I am young but, I've always thought I was a bit of an old soul. I wanted to graduate college early, get on the career train, and rise, rise, rise to the top of Account Service. I wanted all the success of a 30-something, in my 20-something body. I still do.
But, I have learned recently, that people are right when they say the beauty is the trip and not the destination. So, I've slowed down a bit- tried to embrace my twenty-something self and be who I am, right now- in this moment- on my birthday.
When I began thinking about my birthday I initially thought of all the amazing plans I have for this week. A great work birthday, margaritas, painting, a day at the spa and plenty of dinner dates in-between. But, I also started thinking about where this year has gotten me.
It's been another year of my life. 12 months! 365 days! What have I done with them?
I've started boxing, and training for a 10K. For those of you who know me, I hate to run. This is monumental.

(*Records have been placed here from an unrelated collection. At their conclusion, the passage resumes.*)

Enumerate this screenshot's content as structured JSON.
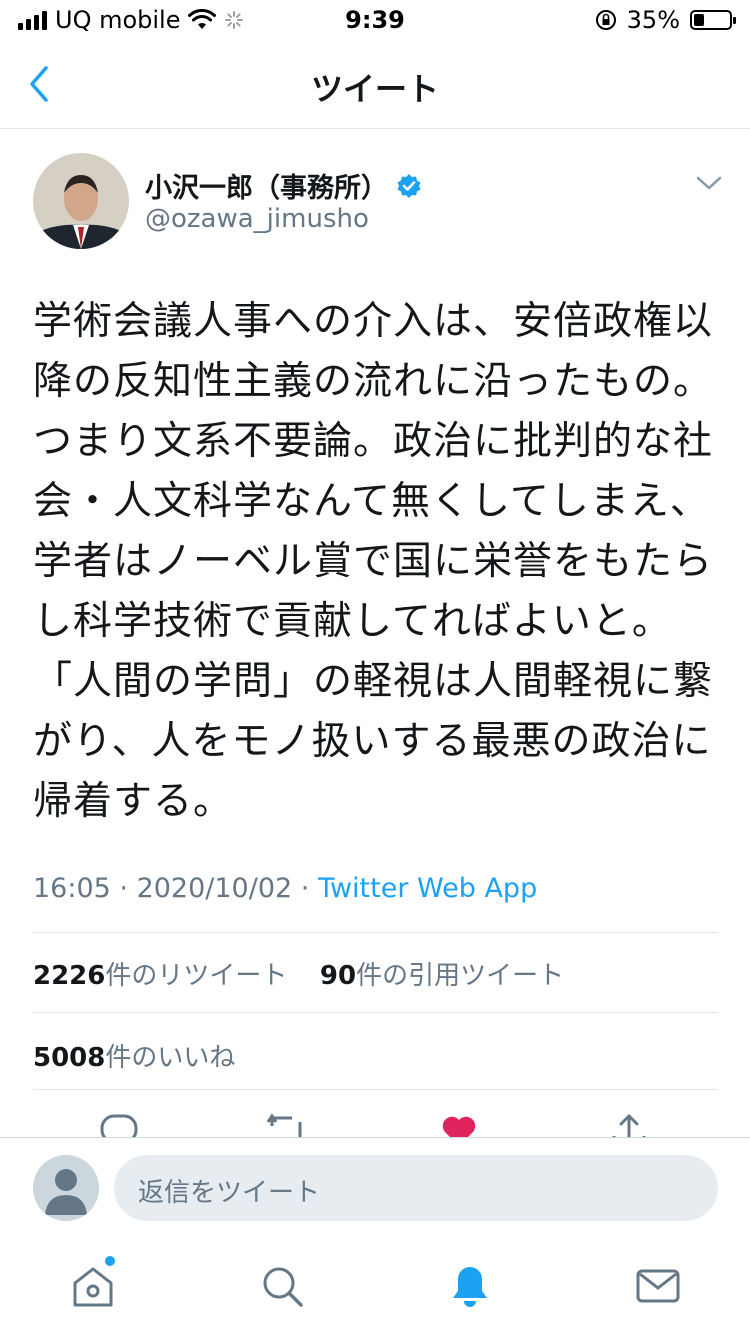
{
  "status_bar": {
    "carrier": "UQ mobile",
    "time": "9:39",
    "battery": "35%"
  },
  "nav": {
    "title": "ツイート"
  },
  "tweet": {
    "author_name": "小沢一郎（事務所）",
    "author_handle": "@ozawa_jimusho",
    "text": "学術会議人事への介入は、安倍政権以\n降の反知性主義の流れに沿ったもの。\nつまり文系不要論。政治に批判的な社\n会・人文科学なんて無くしてしまえ、\n学者はノーベル賞で国に栄誉をもたら\nし科学技術で貢献してればよいと。\n「人間の学問」の軽視は人間軽視に繋\nがり、人をモノ扱いする最悪の政治に\n帰着する。",
    "time": "16:05",
    "date": "2020/10/02",
    "source": "Twitter Web App",
    "retweets_count": "2226",
    "retweets_label": "件のリツイート",
    "quotes_count": "90",
    "quotes_label": "件の引用ツイート",
    "likes_count": "5008",
    "likes_label": "件のいいね"
  },
  "reply": {
    "placeholder": "返信をツイート"
  },
  "colors": {
    "accent": "#1da1f2",
    "like": "#e0245e",
    "muted": "#657786"
  },
  "tab_bar": {
    "items": [
      "home-icon",
      "search-icon",
      "notifications-icon",
      "messages-icon"
    ],
    "active": "notifications-icon"
  }
}
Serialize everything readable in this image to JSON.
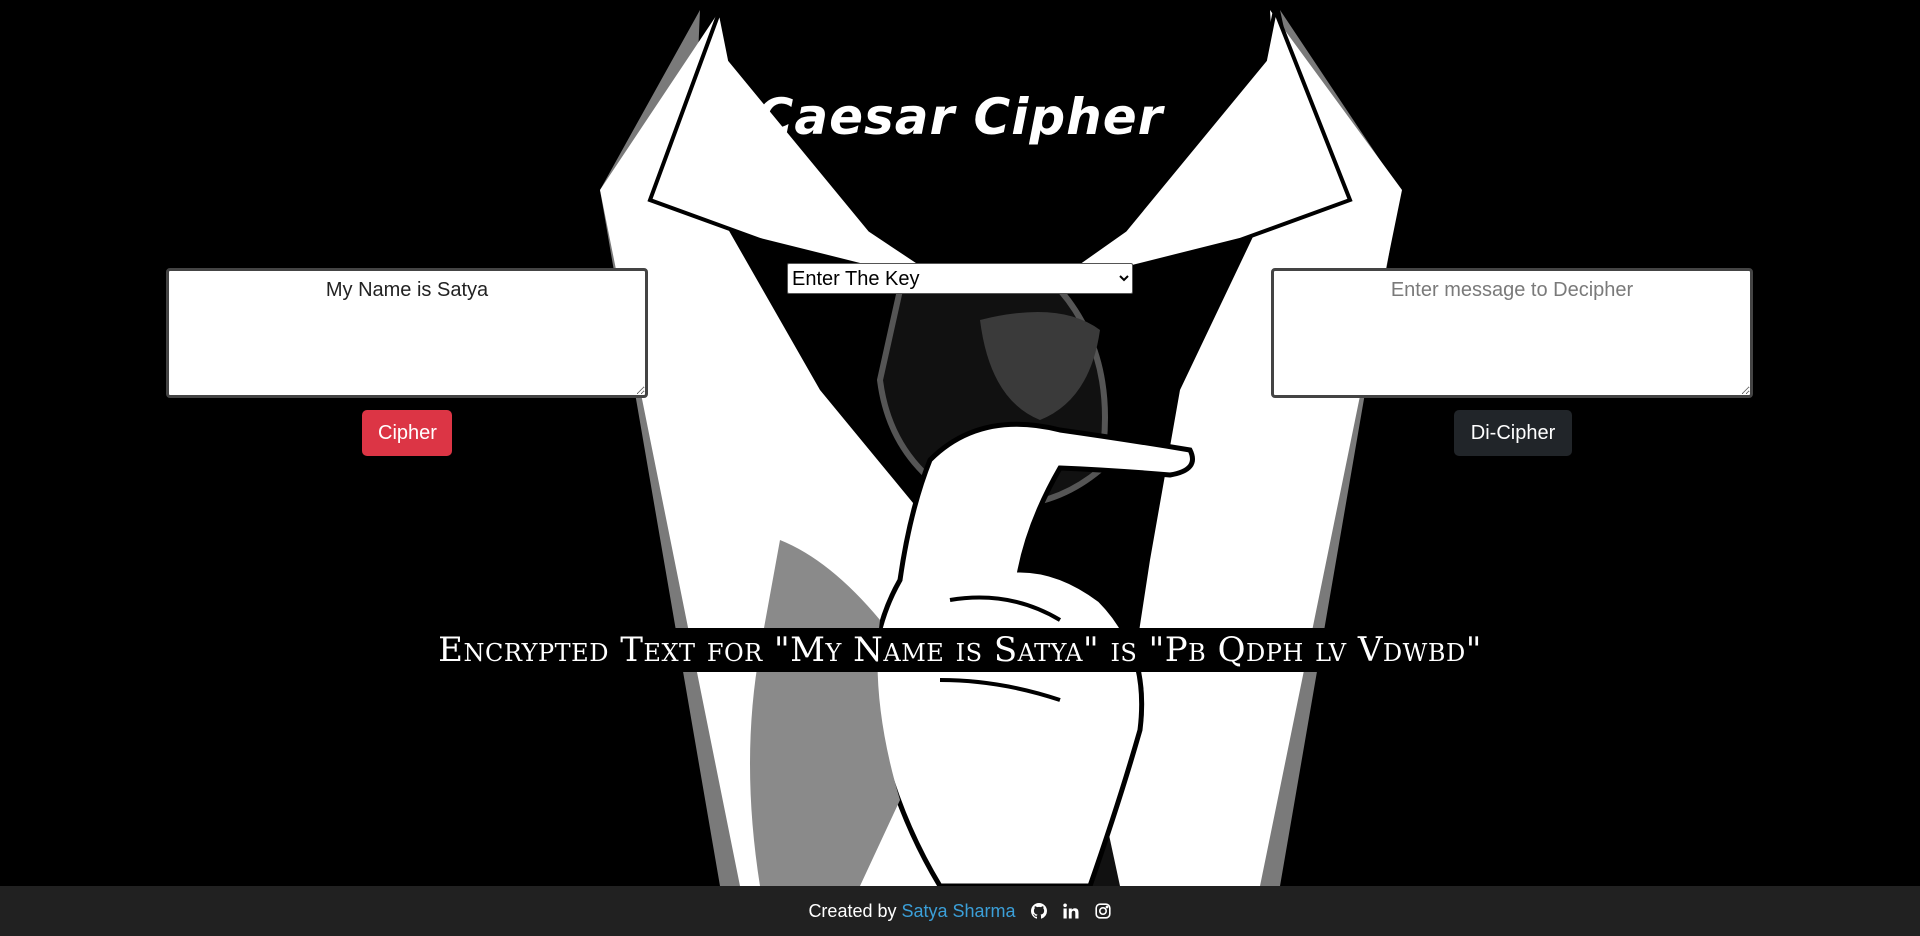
{
  "page": {
    "title": "Caesar Cipher"
  },
  "cipher": {
    "input_value": "My Name is Satya",
    "button_label": "Cipher"
  },
  "key_select": {
    "selected": "Enter The Key"
  },
  "decipher": {
    "placeholder": "Enter message to Decipher",
    "button_label": "Di-Cipher"
  },
  "result": {
    "text": "Encrypted Text for \"My Name is Satya\" is \"Pb Qdph lv Vdwbd\""
  },
  "footer": {
    "prefix": "Created by",
    "author_link": "Satya Sharma",
    "icons": [
      "github-icon",
      "linkedin-icon",
      "instagram-icon"
    ]
  },
  "colors": {
    "background": "#000000",
    "cipher_button": "#dc3545",
    "decipher_button": "#212529",
    "footer_bg": "#212121",
    "link": "#3b9fd8"
  }
}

I've traveled to Las Vegas, Chicago, LA, Mexico and a few states in-between.
I've finally accepted that my hair is black for life and highlights will never, ever, be cute on me.
I've moved jobs, to my current position at Marcus Thomas LLC. where I could not be happier.
I've lost friends, gained friends, and reunited with old friends.
I've started to embrace my loud, and sometimes obnoxiously-honest self. I will never be the nice, quiet one. I'm pretty much done trying.
I've stopped being so hard on myself for everything that I can't do, and have begun embrace what I can do. We all have strengths and weaknesses.
I've decided to go back to school.
I've stopped sitting on the sideline for issues I care about and started giving what I could. If I don't have time, I give money. To Animal Rights, KONY 2012, KSU Alumni Association and Battered Women's Shelters in Cleveland.
When I sit down, and begin to list all of the moments, triumphs, losses, lessons learned that make up my twenty-second year, it's overwhelming.
Day to day nothing monumental is happening, or changing, but when you look back--everything is suddenly different--changed. You're in a whole different place than you were at twenty-one and you'll never be in this place again, especially not at twenty-three.
I'm proud of twenty-two. It was a great year.